Teenager and Mother in "Sexting" Case Have Protected 1st and 14th Amendment Interests

Posted: March 19, 2010 Filed under: Case Law, Law-Related News, Uncategorized

In a first-of-its-kind decision, the United States Court of Appeals for the Third Circuit has determined that a teenager and her mother are likely to prevail on First and 14th Amendment claims brought after a local prosecutor threatened to prosecute the teen for “sexting.”

Miller v. Mitchell arose after the district attorney threatened to prosecute the teenager unless she attended a class and wrote an essay about what she had done. Although topless photos of the girl were found on other students’ cell phones, there was no evidence that the girl possessed or distributed the photo, and no probable cause supported the prosecution. The court wrote, “We agree that an individual district attorney may not coerce parents into permitting him to impose on their children his ideas of morality and gender roles.”

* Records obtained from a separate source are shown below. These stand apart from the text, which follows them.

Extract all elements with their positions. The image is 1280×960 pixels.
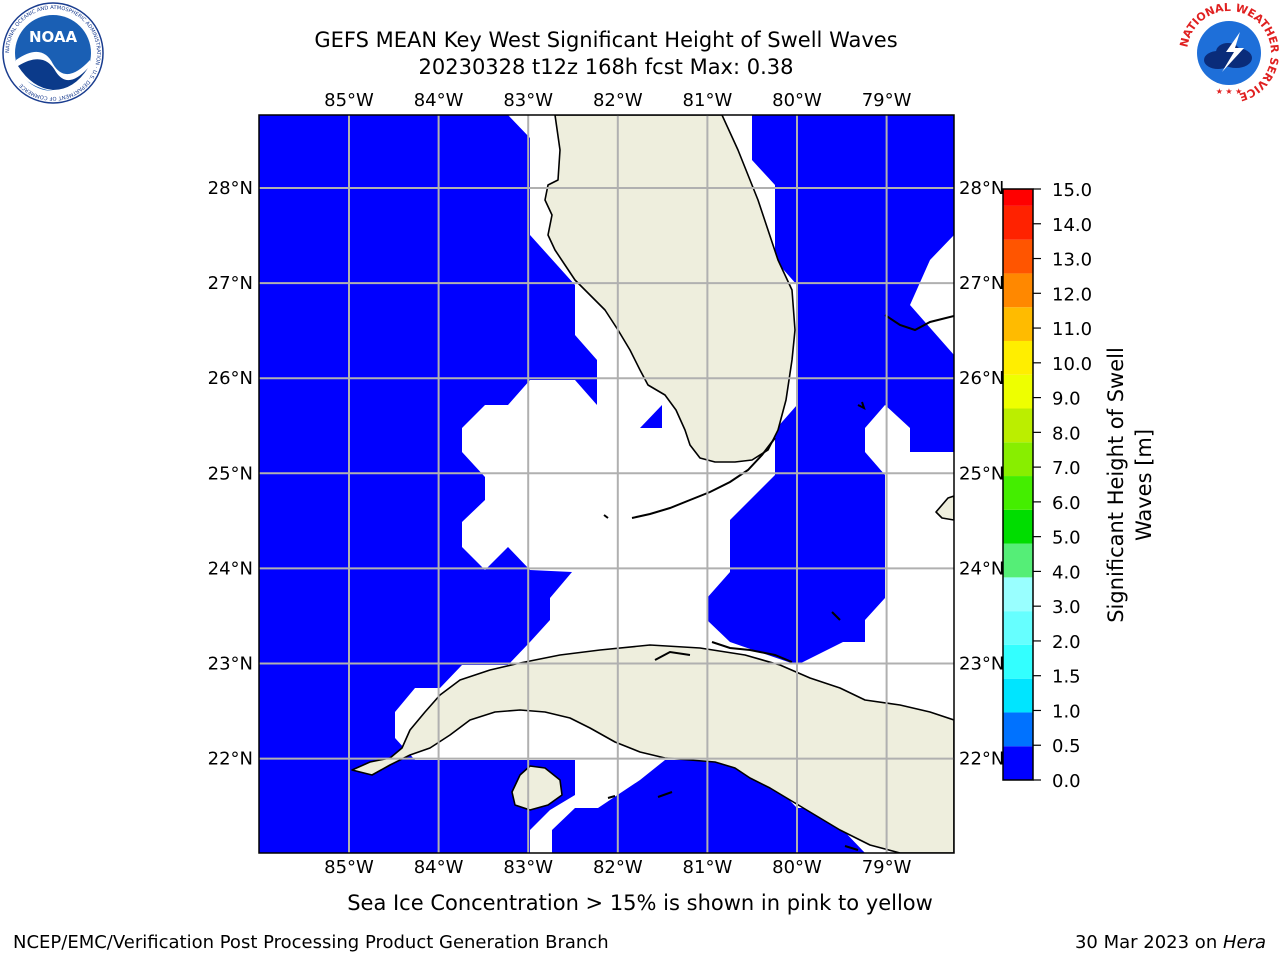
lat-label: 25°N — [208, 463, 253, 484]
colorbar-tick-label: 14.0 — [1052, 215, 1092, 236]
svg-text:★ ★ ★: ★ ★ ★ — [1216, 87, 1243, 96]
credit-machine: Hera — [1222, 932, 1266, 953]
lat-label: 28°N — [208, 178, 253, 199]
colorbar-segment — [1003, 509, 1033, 544]
colorbar-frame — [1002, 188, 1034, 781]
sea-ice-note: Sea Ice Concentration > 15% is shown in … — [347, 891, 933, 915]
lat-label: 23°N — [208, 654, 253, 675]
keys-and-islets — [603, 314, 954, 851]
colorbar-tick-label: 8.0 — [1052, 423, 1081, 444]
lat-label: 27°N — [959, 273, 1004, 294]
longitude-gridlines — [348, 115, 888, 853]
credit-date-text: 30 Mar 2023 on — [1074, 932, 1223, 953]
lon-label: 82°W — [593, 90, 643, 111]
lon-label: 79°W — [862, 90, 912, 111]
lon-label: 82°W — [593, 857, 643, 878]
lon-label: 80°W — [772, 857, 822, 878]
noaa-logo-text: NOAA — [29, 28, 78, 46]
land-masses — [351, 115, 954, 853]
lon-label: 81°W — [683, 90, 733, 111]
longitude-labels-top: 85°W 84°W 83°W 82°W 81°W 80°W 79°W — [324, 90, 912, 111]
map-frame — [258, 114, 955, 854]
credit-date: 30 Mar 2023 on Hera — [1075, 932, 1266, 953]
colorbar-segment — [1003, 712, 1033, 747]
colorbar-tick-label: 2.0 — [1052, 632, 1081, 653]
colorbar-ticks: 0.0 0.5 1.0 1.5 2.0 3.0 4.0 5.0 6.0 7.0 8.0 9.0 10.0… — [1033, 180, 1092, 792]
colorbar — [1003, 189, 1033, 780]
colorbar-segment — [1003, 611, 1033, 645]
lon-label: 79°W — [862, 857, 912, 878]
colorbar-tick-label: 12.0 — [1052, 284, 1092, 305]
colorbar-segment — [1003, 189, 1033, 206]
chart-title: GEFS MEAN Key West Significant Height of… — [314, 28, 898, 52]
colorbar-segment — [1003, 408, 1033, 443]
lon-label: 85°W — [324, 90, 374, 111]
colorbar-segment — [1003, 374, 1033, 409]
colorbar-segment — [1003, 678, 1033, 713]
colorbar-tick-label: 0.5 — [1052, 736, 1081, 757]
longitude-labels-bottom: 85°W 84°W 83°W 82°W 81°W 80°W 79°W — [324, 857, 912, 878]
lon-label: 84°W — [414, 857, 464, 878]
colorbar-tick-label: 6.0 — [1052, 493, 1081, 514]
nws-logo: NATIONAL WEATHER SERVICE ★ ★ ★ — [1178, 2, 1280, 104]
colorbar-segment — [1003, 644, 1033, 679]
latitude-labels-right: 28°N 27°N 26°N 25°N 24°N 23°N 22°N — [959, 178, 1004, 770]
lat-label: 27°N — [208, 273, 253, 294]
swell-field — [259, 115, 954, 853]
lon-label: 83°W — [503, 90, 553, 111]
colorbar-tick-label: 11.0 — [1052, 319, 1092, 340]
colorbar-segment — [1003, 273, 1033, 308]
lat-label: 23°N — [959, 654, 1004, 675]
colorbar-tick-label: 1.5 — [1052, 667, 1081, 688]
colorbar-tick-label: 13.0 — [1052, 250, 1092, 271]
colorbar-tick-label: 0.0 — [1052, 771, 1081, 792]
colorbar-segment — [1003, 442, 1033, 477]
latitude-labels-left: 28°N 27°N 26°N 25°N 24°N 23°N 22°N — [208, 178, 253, 770]
lon-label: 84°W — [414, 90, 464, 111]
lat-label: 22°N — [208, 749, 253, 770]
colorbar-tick-label: 5.0 — [1052, 528, 1081, 549]
colorbar-segment — [1003, 205, 1033, 240]
colorbar-tick-label: 15.0 — [1052, 180, 1092, 201]
lat-label: 26°N — [208, 368, 253, 389]
colorbar-tick-label: 9.0 — [1052, 389, 1081, 410]
colorbar-segment — [1003, 340, 1033, 375]
colorbar-tick-label: 10.0 — [1052, 354, 1092, 375]
noaa-logo: NOAA NATIONAL OCEANIC AND ATMOSPHERIC AD… — [2, 2, 104, 104]
lat-label: 24°N — [208, 558, 253, 579]
colorbar-tick-label: 3.0 — [1052, 597, 1081, 618]
colorbar-segment — [1003, 307, 1033, 341]
lon-label: 85°W — [324, 857, 374, 878]
lon-label: 83°W — [503, 857, 553, 878]
credit-branch: NCEP/EMC/Verification Post Processing Pr… — [13, 932, 609, 953]
latitude-gridlines — [259, 187, 954, 760]
colorbar-segment — [1003, 746, 1033, 780]
colorbar-label-line1: Significant Height of Swell — [1104, 347, 1128, 623]
colorbar-segment — [1003, 476, 1033, 510]
colorbar-tick-label: 7.0 — [1052, 458, 1081, 479]
chart-subtitle: 20230328 t12z 168h fcst Max: 0.38 — [418, 55, 794, 79]
lon-label: 80°W — [772, 90, 822, 111]
lat-label: 26°N — [959, 368, 1004, 389]
lat-label: 24°N — [959, 558, 1004, 579]
lat-label: 22°N — [959, 749, 1004, 770]
colorbar-tick-label: 1.0 — [1052, 701, 1081, 722]
lat-label: 28°N — [959, 178, 1004, 199]
colorbar-segment — [1003, 577, 1033, 612]
colorbar-label-line2: Waves [m] — [1132, 429, 1156, 541]
colorbar-segment — [1003, 239, 1033, 274]
lon-label: 81°W — [683, 857, 733, 878]
lat-label: 25°N — [959, 463, 1004, 484]
colorbar-tick-label: 4.0 — [1052, 562, 1081, 583]
colorbar-segment — [1003, 543, 1033, 578]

Coercing the teenager to write an essay “explaining how [her] actions were wrong,” when she did not believe appearing in the photo was wrong, constitutes “compelled speech” in violation of First Amendment to the U.S. Constitution. Coercion of the mother, on the other hand, violated fundamental parental rights under the 14th Amendment, the opinion says.

As a result of the Court’s decision, an injunction barring the threatened prosecution remains in effect. The court did not decide the larger question of whether sexting photos are, themselves, free speech protected by the First Amendment.